Week 2 (1/08/10)
This week was a guest lecture with Rod Chester; the topic: Telling Factual Stories With Text. As a columnist from Courier Mail he had some interesting insights into the profession of writing. It sounds like a cut throat industry, where the C.M hires 8 journalists a year, and you are at constant risk of being "hacked to death by bastard subs". He mentioned the inverted pyramid concept. This entails opening a story with the "who, what, when, where, why, and how" content, and following with other peripheral details decending in relevance. This strategem is done due to commertial pressures to make the writing attract as much attention as possible as early in the column as possible, and to conserve relevant detail as "subs" often cut articles from the bottom. Chester mentioned that in Australia in times of crisis people return to newspapers as their primary source of information, which was certainly true by my observation in the first days of the outbreak. He lamented the fact that sales of physical newspapers were dropping however.

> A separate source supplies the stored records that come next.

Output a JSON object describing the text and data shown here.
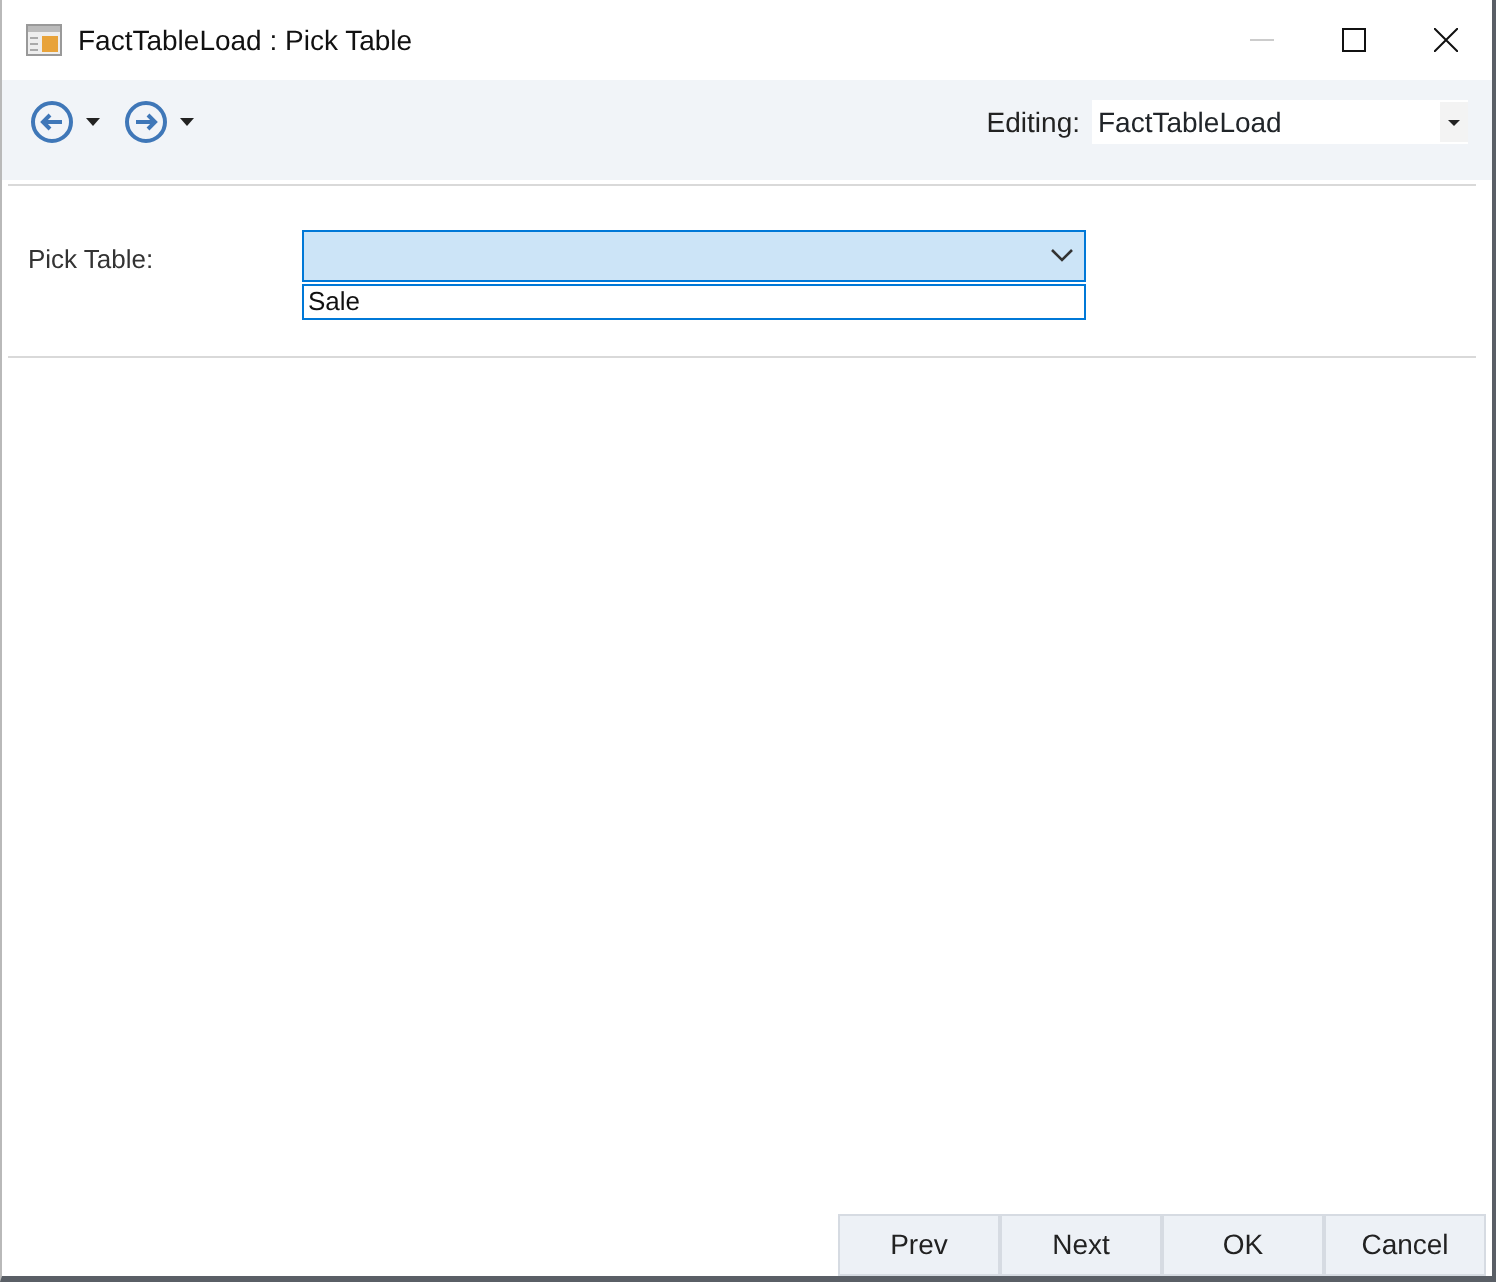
{
  "window": {
    "title": "FactTableLoad : Pick Table"
  },
  "toolbar": {
    "editing_label": "Editing:",
    "editing_value": "FactTableLoad"
  },
  "form": {
    "label": "Pick Table:",
    "dropdown": {
      "expanded": true,
      "options": [
        {
          "label": "Sale",
          "selected": false
        }
      ]
    }
  },
  "buttons": [
    "Prev",
    "Next",
    "OK",
    "Cancel"
  ]
}
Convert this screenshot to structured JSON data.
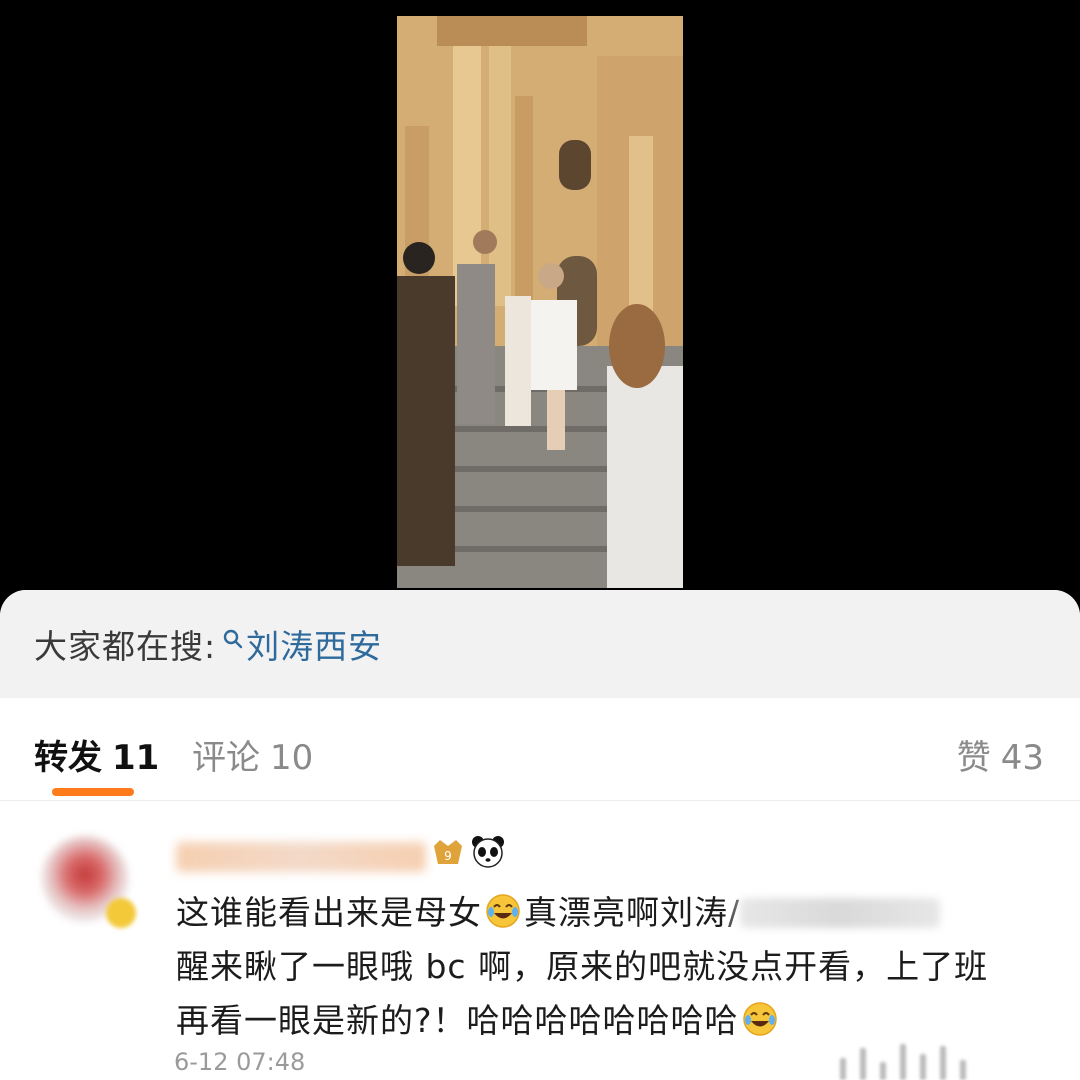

Chester also mentioned the boredom of writing factual news (As to this, i reply that i would welcome the tediousness of recording pre-apocalyptic fact over having to observe the events of contemporary society). He mentioned that a story often needs to be approached from a different angle to the mainstream approach so as to thwart competitors for sales. He mentioned the corporeality of the concept "newsworthy" and that it defies definition, and is reliant upon intuition to find.
Overall the lecture was rather intereresting, but the information he gave is completely irrelevant in todays post-mortem perpetual riot.